On Behalf of | Mar 29, 2024 | Child Custody

Hashing out or litigating a child custody arrangement with your child’s other parent can take a lot of time and result in a fair amount of stress. Yet, when it’s all said and done, you might breathe a sigh of relief knowing that the matter has been put to rest. But has it really?

Maybe not. As time goes on and life changes, your existing child custody order may become untenable, perhaps even putting your child’s physical, emotional, or psychological well-being at risk. When that happens, start thinking about whether it’s time to seek a child custody and contact modification.

When are you justified in seeking a child custody modification?

You can negotiate a child custody modification if you and your child’s other parent are receptive to a change. But if your child’s other parent isn’t open to discussion on this point, then you probably need to take the matter to court. Here, you’ll have to show that there’s been a substantial change in circumstances that warrant the modification you seek and that the proposed modification is in the child’s best interests. Here are some situations that may warrant a custody modification:

  • Exposure to parental substance abuse: Sadly, drug use is rampant across the United States, including in the Lancaster area. If your child is exposed to parental substance abuse, then they can be at an increased risk of abuse or neglect, and they could be harmed when they’re directly exposed to illicit substances. Your child can also develop anxiety and depression, and their school performance or behavior might decline significantly because their minds are focused elsewhere.
  • Exposure to domestic violence: Your child shouldn’t be exposed to violence of any kind. Yet, all too often children are witness to or interject themselves into domestic violence situations. Your child is at risk of being physically injured as a result, and they can develop feelings of guilt, shame, and fear. Your child might also learn to use anger and aggression to deal with their frustrations, which can create a lifelong struggle if left uncorrected.
  • Abuse and neglect: Not all abuse is extreme and physical in nature. Don’t overlook the impact that verbal and psychological abuse can have on your child as doing so could lead to long-term emotional and psychological harm. If you suspect any kind of abuse or neglect, then you should consider pursuing modification.
  • Untreated mental health conditions: Being diagnosed with a mental health condition itself doesn’t make you (or your co-parent) a bad parent. But if a mental health condition goes untreated and poses a threat to your child’s safety and well-being, then you should consider seeking a custody modification.
  • Medical and financial changes: Seemingly overnight, a parent can experience a medical condition or changed financial circumstances that leave them unable to adequately care for your child. When your child’s basic needs are at risk of going unmet, then modification may be warranted to protect their best interests.

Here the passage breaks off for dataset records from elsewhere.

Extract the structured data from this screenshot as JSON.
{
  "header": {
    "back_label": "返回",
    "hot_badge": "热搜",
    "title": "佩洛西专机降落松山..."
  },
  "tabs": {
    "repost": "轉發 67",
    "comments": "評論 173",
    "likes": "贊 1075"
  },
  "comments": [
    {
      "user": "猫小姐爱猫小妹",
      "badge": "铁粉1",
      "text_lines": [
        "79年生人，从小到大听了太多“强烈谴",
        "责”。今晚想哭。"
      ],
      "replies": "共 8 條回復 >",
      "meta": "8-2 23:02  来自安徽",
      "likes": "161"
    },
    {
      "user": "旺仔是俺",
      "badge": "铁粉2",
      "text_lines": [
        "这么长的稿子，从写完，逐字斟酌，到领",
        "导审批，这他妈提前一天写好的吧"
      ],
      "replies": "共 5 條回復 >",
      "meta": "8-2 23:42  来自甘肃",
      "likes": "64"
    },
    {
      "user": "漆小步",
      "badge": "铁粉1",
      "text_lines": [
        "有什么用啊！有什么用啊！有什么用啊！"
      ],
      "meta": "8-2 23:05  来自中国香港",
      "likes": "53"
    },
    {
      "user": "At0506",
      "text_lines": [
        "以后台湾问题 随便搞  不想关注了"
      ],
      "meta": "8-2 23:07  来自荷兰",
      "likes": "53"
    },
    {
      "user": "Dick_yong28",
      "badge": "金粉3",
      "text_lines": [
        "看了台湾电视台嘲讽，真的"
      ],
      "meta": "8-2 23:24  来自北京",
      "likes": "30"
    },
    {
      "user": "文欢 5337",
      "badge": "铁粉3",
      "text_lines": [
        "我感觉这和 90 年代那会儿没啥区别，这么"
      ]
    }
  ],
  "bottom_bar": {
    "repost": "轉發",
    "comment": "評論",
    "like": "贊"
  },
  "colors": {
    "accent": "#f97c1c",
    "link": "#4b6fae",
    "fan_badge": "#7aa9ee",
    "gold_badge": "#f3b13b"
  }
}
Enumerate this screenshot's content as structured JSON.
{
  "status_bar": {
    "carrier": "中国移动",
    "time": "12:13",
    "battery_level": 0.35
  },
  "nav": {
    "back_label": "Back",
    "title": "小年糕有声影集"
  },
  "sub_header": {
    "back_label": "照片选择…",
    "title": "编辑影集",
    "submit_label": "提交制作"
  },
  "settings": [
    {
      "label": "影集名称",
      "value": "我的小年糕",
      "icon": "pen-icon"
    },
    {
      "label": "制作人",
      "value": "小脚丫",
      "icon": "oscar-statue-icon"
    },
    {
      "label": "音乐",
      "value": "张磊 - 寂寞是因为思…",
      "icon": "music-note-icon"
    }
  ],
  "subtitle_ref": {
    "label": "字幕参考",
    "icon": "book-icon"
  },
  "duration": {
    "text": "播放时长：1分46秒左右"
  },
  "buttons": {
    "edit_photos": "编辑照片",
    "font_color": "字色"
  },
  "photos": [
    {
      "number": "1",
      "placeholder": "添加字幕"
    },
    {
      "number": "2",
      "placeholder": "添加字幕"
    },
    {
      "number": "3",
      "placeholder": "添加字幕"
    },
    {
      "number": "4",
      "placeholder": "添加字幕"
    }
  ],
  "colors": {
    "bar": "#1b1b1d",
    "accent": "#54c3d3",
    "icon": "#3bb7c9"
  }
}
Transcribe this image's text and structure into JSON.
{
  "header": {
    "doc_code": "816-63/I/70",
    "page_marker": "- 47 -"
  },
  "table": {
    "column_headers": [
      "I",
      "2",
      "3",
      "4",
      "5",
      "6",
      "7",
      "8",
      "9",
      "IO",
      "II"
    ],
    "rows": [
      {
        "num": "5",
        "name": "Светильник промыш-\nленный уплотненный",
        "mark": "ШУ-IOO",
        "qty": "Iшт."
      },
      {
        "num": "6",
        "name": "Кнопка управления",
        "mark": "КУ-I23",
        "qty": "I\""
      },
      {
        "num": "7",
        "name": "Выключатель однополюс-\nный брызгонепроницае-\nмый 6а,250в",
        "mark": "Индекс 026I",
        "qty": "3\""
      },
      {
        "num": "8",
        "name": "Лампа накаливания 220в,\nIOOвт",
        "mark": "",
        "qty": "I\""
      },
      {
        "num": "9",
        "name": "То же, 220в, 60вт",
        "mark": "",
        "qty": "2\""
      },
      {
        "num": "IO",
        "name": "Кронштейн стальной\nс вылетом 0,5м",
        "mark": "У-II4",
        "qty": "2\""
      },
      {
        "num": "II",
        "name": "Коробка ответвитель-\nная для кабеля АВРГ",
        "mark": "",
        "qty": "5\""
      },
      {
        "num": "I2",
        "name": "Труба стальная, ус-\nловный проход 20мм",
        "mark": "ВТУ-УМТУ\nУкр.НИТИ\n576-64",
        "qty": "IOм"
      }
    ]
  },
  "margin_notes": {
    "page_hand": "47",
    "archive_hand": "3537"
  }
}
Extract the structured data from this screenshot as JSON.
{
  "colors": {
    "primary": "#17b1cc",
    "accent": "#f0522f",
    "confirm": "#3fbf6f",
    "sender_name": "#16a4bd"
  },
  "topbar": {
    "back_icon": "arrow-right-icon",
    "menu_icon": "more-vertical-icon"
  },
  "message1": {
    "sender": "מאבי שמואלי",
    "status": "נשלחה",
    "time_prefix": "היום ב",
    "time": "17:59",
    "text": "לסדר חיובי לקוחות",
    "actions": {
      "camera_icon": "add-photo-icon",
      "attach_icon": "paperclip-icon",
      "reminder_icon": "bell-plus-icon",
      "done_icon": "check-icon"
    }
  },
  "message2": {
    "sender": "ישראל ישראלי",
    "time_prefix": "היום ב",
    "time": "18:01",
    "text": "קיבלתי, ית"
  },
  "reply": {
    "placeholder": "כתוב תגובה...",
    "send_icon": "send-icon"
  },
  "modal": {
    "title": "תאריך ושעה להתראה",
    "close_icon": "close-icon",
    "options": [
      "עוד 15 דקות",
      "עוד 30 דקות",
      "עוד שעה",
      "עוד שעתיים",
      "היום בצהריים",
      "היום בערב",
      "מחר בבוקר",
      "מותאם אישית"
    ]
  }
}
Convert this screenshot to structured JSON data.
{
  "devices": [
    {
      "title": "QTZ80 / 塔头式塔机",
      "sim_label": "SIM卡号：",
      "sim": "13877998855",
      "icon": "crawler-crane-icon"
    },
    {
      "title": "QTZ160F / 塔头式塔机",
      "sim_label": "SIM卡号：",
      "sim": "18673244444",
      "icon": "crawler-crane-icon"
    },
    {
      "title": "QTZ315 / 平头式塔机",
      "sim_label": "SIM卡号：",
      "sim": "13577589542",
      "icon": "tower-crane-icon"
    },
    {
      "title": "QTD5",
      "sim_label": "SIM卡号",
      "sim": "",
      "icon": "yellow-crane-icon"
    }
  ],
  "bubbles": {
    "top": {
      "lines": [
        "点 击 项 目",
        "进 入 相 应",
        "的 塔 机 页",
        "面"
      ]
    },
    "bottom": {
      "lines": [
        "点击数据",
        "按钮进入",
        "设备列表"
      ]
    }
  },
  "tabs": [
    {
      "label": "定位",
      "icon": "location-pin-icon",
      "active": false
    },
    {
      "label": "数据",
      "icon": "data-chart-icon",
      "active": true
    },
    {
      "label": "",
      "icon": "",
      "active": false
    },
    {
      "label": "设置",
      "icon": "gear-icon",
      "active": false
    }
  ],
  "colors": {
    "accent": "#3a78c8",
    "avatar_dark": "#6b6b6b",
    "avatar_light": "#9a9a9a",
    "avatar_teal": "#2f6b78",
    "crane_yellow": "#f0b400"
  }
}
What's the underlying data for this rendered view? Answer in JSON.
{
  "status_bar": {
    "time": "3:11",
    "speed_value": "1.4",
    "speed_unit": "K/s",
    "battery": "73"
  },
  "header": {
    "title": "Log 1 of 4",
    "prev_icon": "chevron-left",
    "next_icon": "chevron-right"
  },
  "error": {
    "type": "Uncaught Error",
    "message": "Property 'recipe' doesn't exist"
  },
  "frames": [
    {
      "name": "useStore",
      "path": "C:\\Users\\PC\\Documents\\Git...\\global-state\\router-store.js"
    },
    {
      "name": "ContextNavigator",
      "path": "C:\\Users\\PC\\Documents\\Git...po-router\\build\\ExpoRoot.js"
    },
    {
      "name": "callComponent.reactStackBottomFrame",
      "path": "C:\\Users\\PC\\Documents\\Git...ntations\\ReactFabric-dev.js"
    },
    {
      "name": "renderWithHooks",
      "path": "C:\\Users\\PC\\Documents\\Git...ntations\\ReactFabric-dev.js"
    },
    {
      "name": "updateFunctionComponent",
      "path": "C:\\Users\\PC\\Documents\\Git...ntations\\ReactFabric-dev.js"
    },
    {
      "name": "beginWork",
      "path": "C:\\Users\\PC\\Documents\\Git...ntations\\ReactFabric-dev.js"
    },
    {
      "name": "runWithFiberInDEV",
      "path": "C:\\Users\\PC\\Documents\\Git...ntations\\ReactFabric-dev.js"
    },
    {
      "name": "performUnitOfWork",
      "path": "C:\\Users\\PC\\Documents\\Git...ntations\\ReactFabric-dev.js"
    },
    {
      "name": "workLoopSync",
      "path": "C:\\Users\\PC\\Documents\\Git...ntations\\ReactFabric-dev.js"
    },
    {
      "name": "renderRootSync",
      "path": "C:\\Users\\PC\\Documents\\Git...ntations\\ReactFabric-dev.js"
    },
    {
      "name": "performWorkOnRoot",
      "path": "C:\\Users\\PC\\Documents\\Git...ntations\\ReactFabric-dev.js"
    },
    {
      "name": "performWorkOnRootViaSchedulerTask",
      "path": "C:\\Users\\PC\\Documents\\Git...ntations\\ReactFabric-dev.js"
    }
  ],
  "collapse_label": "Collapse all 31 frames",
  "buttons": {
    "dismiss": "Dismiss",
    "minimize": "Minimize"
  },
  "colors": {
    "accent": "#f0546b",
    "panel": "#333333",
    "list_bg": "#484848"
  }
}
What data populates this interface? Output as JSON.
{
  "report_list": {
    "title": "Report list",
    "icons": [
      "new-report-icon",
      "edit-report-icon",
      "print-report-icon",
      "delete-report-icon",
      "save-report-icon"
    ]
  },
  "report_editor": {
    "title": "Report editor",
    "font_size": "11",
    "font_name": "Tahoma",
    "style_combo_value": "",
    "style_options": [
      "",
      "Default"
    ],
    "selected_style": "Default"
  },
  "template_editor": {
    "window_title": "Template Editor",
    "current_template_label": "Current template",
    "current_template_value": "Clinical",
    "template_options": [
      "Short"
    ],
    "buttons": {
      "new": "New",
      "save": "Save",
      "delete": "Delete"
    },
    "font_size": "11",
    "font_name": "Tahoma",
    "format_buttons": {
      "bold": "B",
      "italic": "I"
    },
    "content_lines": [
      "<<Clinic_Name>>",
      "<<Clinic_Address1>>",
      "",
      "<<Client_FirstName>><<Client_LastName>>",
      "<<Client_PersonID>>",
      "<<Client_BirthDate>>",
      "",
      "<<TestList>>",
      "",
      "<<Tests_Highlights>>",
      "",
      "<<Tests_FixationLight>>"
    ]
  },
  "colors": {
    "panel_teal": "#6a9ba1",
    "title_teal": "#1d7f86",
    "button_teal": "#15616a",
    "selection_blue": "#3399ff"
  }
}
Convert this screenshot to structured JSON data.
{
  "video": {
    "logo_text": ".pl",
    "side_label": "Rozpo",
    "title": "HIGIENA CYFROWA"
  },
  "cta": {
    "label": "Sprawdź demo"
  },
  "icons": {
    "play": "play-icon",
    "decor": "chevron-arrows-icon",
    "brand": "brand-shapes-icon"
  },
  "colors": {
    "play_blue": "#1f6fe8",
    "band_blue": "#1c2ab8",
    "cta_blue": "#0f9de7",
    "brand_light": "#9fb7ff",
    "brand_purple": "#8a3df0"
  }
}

Are you ready to seek child custody and contact modification?

If the answer is “yes,” then you should contact an attorney to discuss your options and get advice as to how to file the modification request and what evidence you may need to support your position.

You’ll also want to anticipate the other parent’s arguments. Think about how they’re going to try to deflect or defend against your allegations and draw your parenting abilities into question. By doing so, you’ll hopefully craft a persuasive legal strategy that positions you to successfully modify your child custody order in a way that protects your child’s best interests.